Here is some advice on simple cyber hygiene practices to protect yourself online. You really don't have to take extreme steps to bulletproof your online accounts because if a persistent and determined cyber criminals decided to target you (i.e., spear phishing), there is very little you can do to stop them especially if you are a high value target. Luckily most of us don't fall into that category unless you are dumb enough to divulge your personal info by posting on social media that makes you a target. However, with a bit of effort on your part, you can make it slightly harder for cybercriminals to scam you so they will move on to easy targets. 

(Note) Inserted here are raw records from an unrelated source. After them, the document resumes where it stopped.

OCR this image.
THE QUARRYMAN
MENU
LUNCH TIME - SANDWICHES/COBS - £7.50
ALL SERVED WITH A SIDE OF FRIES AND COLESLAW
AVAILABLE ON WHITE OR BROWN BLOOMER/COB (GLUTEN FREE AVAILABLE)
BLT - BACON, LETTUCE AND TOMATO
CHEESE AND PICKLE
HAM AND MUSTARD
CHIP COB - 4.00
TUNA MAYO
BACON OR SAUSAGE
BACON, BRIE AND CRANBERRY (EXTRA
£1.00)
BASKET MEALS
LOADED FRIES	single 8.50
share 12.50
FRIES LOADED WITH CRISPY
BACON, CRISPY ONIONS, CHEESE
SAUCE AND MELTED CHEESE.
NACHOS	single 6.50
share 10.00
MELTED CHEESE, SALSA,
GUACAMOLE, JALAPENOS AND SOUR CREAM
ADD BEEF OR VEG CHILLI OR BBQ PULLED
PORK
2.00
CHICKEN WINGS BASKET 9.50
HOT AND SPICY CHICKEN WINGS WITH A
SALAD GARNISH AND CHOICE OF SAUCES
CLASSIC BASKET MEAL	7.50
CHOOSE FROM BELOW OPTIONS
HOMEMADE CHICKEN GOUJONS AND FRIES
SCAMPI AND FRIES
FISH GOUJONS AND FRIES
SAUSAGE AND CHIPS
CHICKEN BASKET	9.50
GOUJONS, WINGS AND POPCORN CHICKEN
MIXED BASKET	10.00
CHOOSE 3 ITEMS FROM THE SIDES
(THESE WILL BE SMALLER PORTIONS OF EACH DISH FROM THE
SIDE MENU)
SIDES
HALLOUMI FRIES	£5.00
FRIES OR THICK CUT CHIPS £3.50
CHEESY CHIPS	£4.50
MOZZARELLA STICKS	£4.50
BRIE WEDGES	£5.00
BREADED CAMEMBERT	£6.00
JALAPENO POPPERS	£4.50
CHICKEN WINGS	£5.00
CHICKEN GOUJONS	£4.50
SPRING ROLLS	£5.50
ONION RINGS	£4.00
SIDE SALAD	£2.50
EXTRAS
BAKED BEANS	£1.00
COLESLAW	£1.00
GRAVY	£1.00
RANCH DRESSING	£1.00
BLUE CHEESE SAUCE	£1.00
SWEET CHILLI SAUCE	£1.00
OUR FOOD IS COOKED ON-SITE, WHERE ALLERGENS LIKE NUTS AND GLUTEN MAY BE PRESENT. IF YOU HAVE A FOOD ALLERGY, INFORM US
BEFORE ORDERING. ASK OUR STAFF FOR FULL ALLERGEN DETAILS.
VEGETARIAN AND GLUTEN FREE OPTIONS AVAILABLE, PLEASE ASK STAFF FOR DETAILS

"You don’t have to run faster than the bear to get away. You just have to run faster than the guy next to you."

Trust me, there are still stupid people out there who use "123456" as password (BTW: "123456" is one of the top 10 passwords in 2022 including "password") feeding this fast growing $8 trillion cybercrime business. 

Now, how do you make it "slightly harder"? The answer is, as you may have heard many times, don't just rely on user/password alone even if you have a strong password like "~ti0ah5%#W". Though a strong password is the first step in making it harder, it does not always protect you in all cases as there are ways criminals find a way to gain access to your stuff. So, ensure that you enable 2FA (two factor authentication) wherever it is offered. If multiple methods are provided for 2FA like SMS & authenticator, choose the latter as SMS based 2FA is a false sense of security though it is better than just user/password.